Dan saya tidak tahu sekolahnya Pak Emirsyah Satar, yang jelas ia pernah menjadi Dirut Garuda Indonesia, mungkin berlatar sains. Yang jelas Garuda organ di dalam negara, dan saya Si Udin: punya hak untuk gelisah. Pada esai “Sihir Pak Tedi” saya pernah ceritakan tegangnya jiwa saya saat naik pesawat ke Solo sebab Sang Dirut baru saja mengaku kepada KPK tentang rekening mertuanya.

Berita-berita yang mengurai korupsi di organ ini rasanya berbondong-bondong ikut serta dalam perjalanan saya sehingga tas travel terasa berat ketika saya mengangkatnya ke dalam bagasi. Ketika Teteh Pramugari membantu saya mendorong tas itu, saya teringat penyair Sosiawan Leak. Tugas pramugari saya kira membantu organ kecil dalam pesawat, demikian juga tugas penyair membantu organ pikir dalam tempurung negara.

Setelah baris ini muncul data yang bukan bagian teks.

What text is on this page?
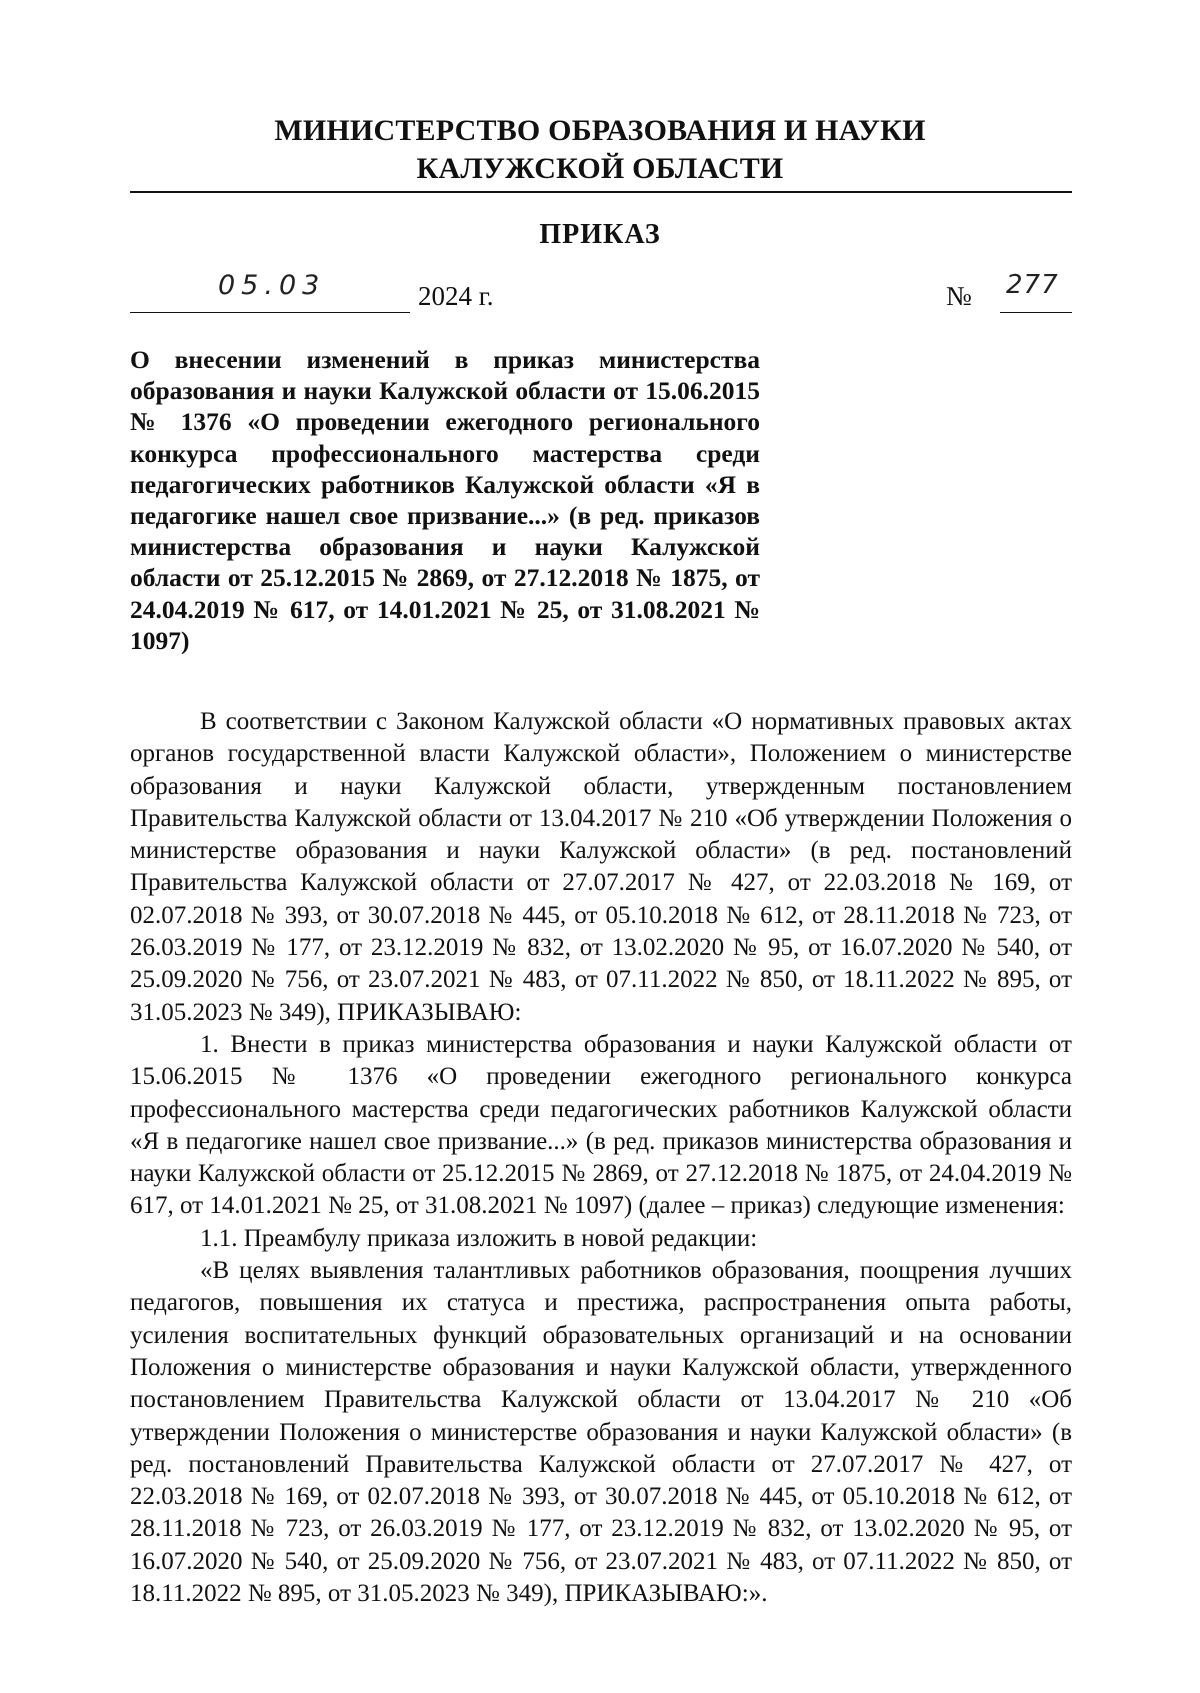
МИНИСТЕРСТВО ОБРАЗОВАНИЯ И НАУКИ
КАЛУЖСКОЙ ОБЛАСТИ
ПРИКАЗ
05.03	2024 г.	№ 277
О внесении изменений в приказ министерства образования и науки Калужской области от 15.06.2015 № 1376 «О проведении ежегодного регионального конкурса профессионального мастерства среди педагогических работников Калужской области «Я в педагогике нашел свое призвание...» (в ред. приказов министерства образования и науки Калужской области от 25.12.2015 № 2869, от 27.12.2018 № 1875, от 24.04.2019 № 617, от 14.01.2021 № 25, от 31.08.2021 № 1097)

В соответствии с Законом Калужской области «О нормативных правовых актах органов государственной власти Калужской области», Положением о министерстве образования и науки Калужской области, утвержденным постановлением Правительства Калужской области от 13.04.2017 № 210 «Об утверждении Положения о министерстве образования и науки Калужской области» (в ред. постановлений Правительства Калужской области от 27.07.2017 № 427, от 22.03.2018 № 169, от 02.07.2018 № 393, от 30.07.2018 № 445, от 05.10.2018 № 612, от 28.11.2018 № 723, от 26.03.2019 № 177, от 23.12.2019 № 832, от 13.02.2020 № 95, от 16.07.2020 № 540, от 25.09.2020 № 756, от 23.07.2021 № 483, от 07.11.2022 № 850, от 18.11.2022 № 895, от 31.05.2023 № 349), ПРИКАЗЫВАЮ:

1. Внести в приказ министерства образования и науки Калужской области от 15.06.2015 № 1376 «О проведении ежегодного регионального конкурса профессионального мастерства среди педагогических работников Калужской области «Я в педагогике нашел свое призвание...» (в ред. приказов министерства образования и науки Калужской области от 25.12.2015 № 2869, от 27.12.2018 № 1875, от 24.04.2019 № 617, от 14.01.2021 № 25, от 31.08.2021 № 1097) (далее – приказ) следующие изменения:

1.1. Преамбулу приказа изложить в новой редакции:

«В целях выявления талантливых работников образования, поощрения лучших педагогов, повышения их статуса и престижа, распространения опыта работы, усиления воспитательных функций образовательных организаций и на основании Положения о министерстве образования и науки Калужской области, утвержденного постановлением Правительства Калужской области от 13.04.2017 № 210 «Об утверждении Положения о министерстве образования и науки Калужской области» (в ред. постановлений Правительства Калужской области от 27.07.2017 № 427, от 22.03.2018 № 169, от 02.07.2018 № 393, от 30.07.2018 № 445, от 05.10.2018 № 612, от 28.11.2018 № 723, от 26.03.2019 № 177, от 23.12.2019 № 832, от 13.02.2020 № 95, от 16.07.2020 № 540, от 25.09.2020 № 756, от 23.07.2021 № 483, от 07.11.2022 № 850, от 18.11.2022 № 895, от 31.05.2023 № 349), ПРИКАЗЫВАЮ:».
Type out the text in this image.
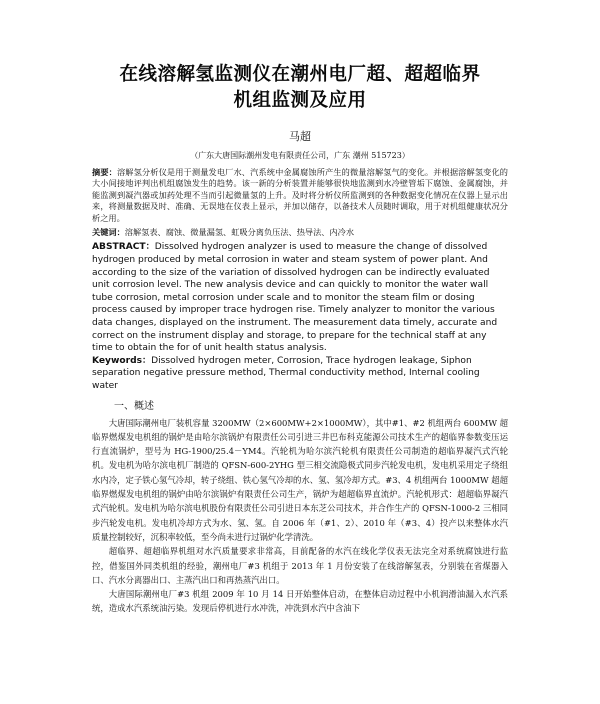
在线溶解氢监测仪在潮州电厂超、超超临界
机组监测及应用
马超
（广东大唐国际潮州发电有限责任公司，广东 潮州 515723）
摘要：溶解氢分析仪是用于测量发电厂水、汽系统中金属腐蚀所产生的微量溶解氢气的变化。并根据溶解氢变化的大小间接地评判出机组腐蚀发生的趋势。该一新的分析装置并能够很快地监测到水冷壁管垢下腐蚀、金属腐蚀，并能监测到凝汽器或加药处理不当而引起微量氢的上升。及时将分析仪所监测到的各种数据变化情况在仪器上显示出来，将测量数据及时、准确、无误地在仪表上显示，并加以储存，以备技术人员随时调取，用于对机组健康状况分析之用。
关键词：溶解氢表、腐蚀、微量漏氢、虹吸分离负压法、热导法、内冷水
ABSTRACT：Dissolved hydrogen analyzer is used to measure the change of dissolved hydrogen produced by metal corrosion in water and steam system of power plant. And according to the size of the variation of dissolved hydrogen can be indirectly evaluated unit corrosion level. The new analysis device and can quickly to monitor the water wall tube corrosion, metal corrosion under scale and to monitor the steam film or dosing process caused by improper trace hydrogen rise. Timely analyzer to monitor the various data changes, displayed on the instrument. The measurement data timely, accurate and correct on the instrument display and storage, to prepare for the technical staff at any time to obtain the for of unit health status analysis.
Keywords：Dissolved hydrogen meter, Corrosion, Trace hydrogen leakage, Siphon separation negative pressure method, Thermal conductivity method, Internal cooling water
一、概述

大唐国际潮州电厂装机容量 3200MW（2×600MW+2×1000MW），其中#1、#2 机组两台 600MW 超临界燃煤发电机组的锅炉是由哈尔滨锅炉有限责任公司引进三井巴布科克能源公司技术生产的超临界参数变压运行直流锅炉，型号为 HG-1900/25.4－YM4。汽轮机为哈尔滨汽轮机有限责任公司制造的超临界凝汽式汽轮机。发电机为哈尔滨电机厂制造的 QFSN-600-2YHG 型三相交流隐极式同步汽轮发电机，发电机采用定子绕组水内冷，定子铁心氢气冷却，转子绕组、铁心氢气冷却的水、氢、氢冷却方式。#3、4 机组两台 1000MW 超超临界燃煤发电机组的锅炉由哈尔滨锅炉有限责任公司生产，锅炉为超超临界直流炉。汽轮机形式：超超临界凝汽式汽轮机。发电机为哈尔滨电机股份有限责任公司引进日本东芝公司技术，并合作生产的 QFSN-1000-2 三相同步汽轮发电机。发电机冷却方式为水、氢、氢。自 2006 年（#1、2）、2010 年（#3、4）投产以来整体水汽质量控制较好，沉积率较低，至今尚未进行过锅炉化学清洗。

超临界、超超临界机组对水汽质量要求非常高，目前配备的水汽在线化学仪表无法完全对系统腐蚀进行监控，借鉴国外同类机组的经验，潮州电厂#3 机组于 2013 年 1 月份安装了在线溶解氢表，分别装在省煤器入口、汽水分离器出口、主蒸汽出口和再热蒸汽出口。

大唐国际潮州电厂#3 机组 2009 年 10 月 14 日开始整体启动，在整体启动过程中小机润滑油漏入水汽系统，造成水汽系统油污染。发现后停机进行水冲洗，冲洗到水汽中含油下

Tiba-tiba saja saya teringat lagu dolanan di masa kanak yang menyebut-nyebut nama Pak Satar dalam kondisi buleneng: Blos ka kolong Bapak Satar buleneng. Konon arti buleneng sendiri adalah penuh berkah! Beruntung! Ah, Tidak mungkin! Sangat tidak mungkin! Yang terjadi dengan Pak Satar-Emirsyah adalah akan blos (masuk) ka (ke) dalam penjara. Kolong sendiri dalam bahasa Sunda berarti wilayang kosong di bawah meja, bangku, kursi, atau kolong rumah panggung.

Menurut saya buleneng itu berarti blunder karena pengaruh kata sejenis yang berasosiasi terhadapnya, seperti bulenek yang biasa diacukan pada tubuh yang tambun berisi yang hampir dekat dengan kata ‘buncit’ dalam bahasa Indonesia. Pemahaman pada blunder mungkin karena terpengaruh kegemaran saya bermain catur. Kadang-kadang saya mengartikan kata buleneng setingkat dengan mabuk kepayang dan berkunang-kunang.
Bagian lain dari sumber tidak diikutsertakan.